Social complexity

Society is one of those particulars that is often considered in isolation from universal Nature. In a monist universe nothing behaves out of Nature, therefore society is also a natural occurrence. To understand the nature of society we have to understand the nature of a universal occurrence: complexity.
Complexity is a natural phenomena given by the integration of differentiated elements. Complexity, in general, varies from the simple to the complex; where simplicity is related to rigidity, homogeneity and commonality, while complexity is related to flexibility, singularity and rareness (see Complexity). Society in particular, is formed by individuals interacting and depending to each other. So society can be thought as a complex system formed by the integration of individuals (who themselves are complex natural beings). The element of differentiation and integration in society are different individuals acting with a self-regarding nature and integrated by a social nature.

Because complexity is a universal natural occurrence all complex systems manifest the same patterns of change. This means that if society is a natural phenomena, then it is governed by the same patterns of change as all complex systems. The dynamics of complex systems changes on six main dimensions (in relation to their degree of complexity): rigidity vs. flexibility, automatism vs. autonomy, commonality vs. rareness, homogeneity vs. singularity, atomism vs. holism, instability vs. stability (see the universality of complexity).
chart-i-on-society

Since complexity is a universal phenomena common to man and to other animals, we can compare the complexity of human society with animal social behaviour. Humans social behaviour differs only in degree form animal social behaviour. What distinguishes humans from other animals, is its higher complexity.
chart-ii-on-society

Society then, can be thought as a complex system formed by the integration of individuals interacting and depending to each other. Society is a natural phenomena whose constitutive element are human being following a natural behaviour. As all complex systems, society is irreducible and it has to be understood as a whole. Individuals are not atomistic elements that exist out of society, and society is not the sum of isolated individual behaviour.

To follow the dynamics of society, we can model it as individuals integrating their behaviour on three main ways: economy, culture and institutions.
Culture is related to the traditions, beliefs, values and ideas that that are passed from one generation to another.
Economy is related with the acquisition and exchange of goods e.g. hunting, agriculture, industry, commerce, etc.
And institutions is related with the political order of a society e.g. leaders, chiefs, priests, kings, governments, military institutions, justice systems, etc.

As it happens with all complex systems, the elements that constitutes society are not independent but mutually dependent, with bidirectional relations between each one of them.
graph-on-society

How can culture affect the economy?
e.g. Webber’s argument on how Protestantism is related to the rise of capitalism in the western world.
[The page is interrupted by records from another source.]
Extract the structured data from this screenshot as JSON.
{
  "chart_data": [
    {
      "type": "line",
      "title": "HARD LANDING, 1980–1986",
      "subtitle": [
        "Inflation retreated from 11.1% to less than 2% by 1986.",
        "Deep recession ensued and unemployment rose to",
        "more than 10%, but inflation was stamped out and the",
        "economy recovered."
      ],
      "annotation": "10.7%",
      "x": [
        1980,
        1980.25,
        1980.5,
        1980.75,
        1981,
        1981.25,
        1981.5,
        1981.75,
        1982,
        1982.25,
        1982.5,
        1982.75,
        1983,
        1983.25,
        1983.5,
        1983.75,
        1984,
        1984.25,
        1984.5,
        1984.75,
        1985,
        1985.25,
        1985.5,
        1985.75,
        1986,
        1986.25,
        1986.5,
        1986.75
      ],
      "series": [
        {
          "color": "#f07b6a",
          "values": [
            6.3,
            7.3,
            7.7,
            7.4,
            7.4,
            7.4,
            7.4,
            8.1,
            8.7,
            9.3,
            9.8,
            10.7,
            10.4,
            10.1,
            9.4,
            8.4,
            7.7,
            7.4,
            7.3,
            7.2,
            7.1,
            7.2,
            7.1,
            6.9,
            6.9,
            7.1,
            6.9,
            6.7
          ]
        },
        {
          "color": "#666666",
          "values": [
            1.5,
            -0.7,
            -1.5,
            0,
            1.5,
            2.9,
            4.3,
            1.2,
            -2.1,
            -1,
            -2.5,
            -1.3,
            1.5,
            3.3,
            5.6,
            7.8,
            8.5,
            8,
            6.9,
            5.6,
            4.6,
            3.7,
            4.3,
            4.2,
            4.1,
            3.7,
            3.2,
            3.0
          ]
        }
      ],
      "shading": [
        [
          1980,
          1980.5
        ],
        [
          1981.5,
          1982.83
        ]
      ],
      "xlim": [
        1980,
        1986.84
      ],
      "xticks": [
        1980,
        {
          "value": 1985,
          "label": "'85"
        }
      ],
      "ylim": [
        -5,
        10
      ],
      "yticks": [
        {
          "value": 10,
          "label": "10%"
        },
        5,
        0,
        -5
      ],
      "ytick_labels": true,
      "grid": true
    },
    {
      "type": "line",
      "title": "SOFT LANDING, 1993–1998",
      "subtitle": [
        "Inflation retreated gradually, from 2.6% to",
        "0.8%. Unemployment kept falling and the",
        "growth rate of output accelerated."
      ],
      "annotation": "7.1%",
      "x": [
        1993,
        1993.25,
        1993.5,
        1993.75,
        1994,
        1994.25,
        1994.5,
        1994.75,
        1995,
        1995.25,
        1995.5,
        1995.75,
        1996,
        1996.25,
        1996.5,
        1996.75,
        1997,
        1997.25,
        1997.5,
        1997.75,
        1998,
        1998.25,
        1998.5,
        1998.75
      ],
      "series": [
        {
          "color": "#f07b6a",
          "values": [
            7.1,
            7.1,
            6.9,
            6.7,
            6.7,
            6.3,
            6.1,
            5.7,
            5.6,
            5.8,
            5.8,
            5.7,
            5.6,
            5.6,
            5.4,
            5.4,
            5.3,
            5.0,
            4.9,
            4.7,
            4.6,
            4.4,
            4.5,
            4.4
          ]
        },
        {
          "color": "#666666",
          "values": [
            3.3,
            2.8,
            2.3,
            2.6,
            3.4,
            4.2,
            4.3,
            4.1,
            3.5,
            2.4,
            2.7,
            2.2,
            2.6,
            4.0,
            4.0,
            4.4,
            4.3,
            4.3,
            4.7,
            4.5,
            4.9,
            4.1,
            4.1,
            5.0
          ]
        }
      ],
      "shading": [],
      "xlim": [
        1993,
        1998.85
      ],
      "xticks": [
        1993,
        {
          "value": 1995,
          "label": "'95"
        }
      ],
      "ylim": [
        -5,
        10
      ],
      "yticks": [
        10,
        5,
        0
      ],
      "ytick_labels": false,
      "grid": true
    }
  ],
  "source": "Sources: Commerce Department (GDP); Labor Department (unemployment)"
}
How can the economy affect culture?
e.g. predominantly agrarian economies are related with more traditional and religious values, while industrial or post-industrial economies -who depend more on rationalisations of the world- tend to have more secular values.

How can institutions affect the economy?
e.g. lower corruption and higher administrative efficiency are related with higher socioeconomic development. Inversely, corruption and inefficient institutions are related with lower  socioeconomic development.

How can the economy affect the institutions?
e.g. the inverse relation to the previous example is also valid: economic development facilitates institutional development. Economic development empowers people, and the empowerment of people forces institutional development. And the opposite is also true, economic regression facilitates institutional regression into tyranny, authoritarianism, dictatorship, etc.

How can culture affect institutions?
e.g. in Islamic states institutions adjust to Muslim culture.

How can institutions affect culture?
There are many examples of rulers changing the culture of whole societies in order to consolidate their power. Because of the binding force that religion has in society, religions have been used time and again for political ends. For example, Judaism, to unify the kingdom of Judea after the dissolution of the kingdom of Israel from Babylonian invasion; Christianity, to unify the Byzantine Empire under the rule of Constantine; the Church of England -and eventual Protestantism in Britain- under the rule Henry VIII, etc.

Social complexity then, is complexity on culture, institutions and economy. The higher the differentiation and integration of culture, economy and institutions, the more complex a society is. In general, higher complexity is related with lower entropy, higher order and higher dynamic stability. So the more complex a society is, the more flexible, autonomous and stable (see social development.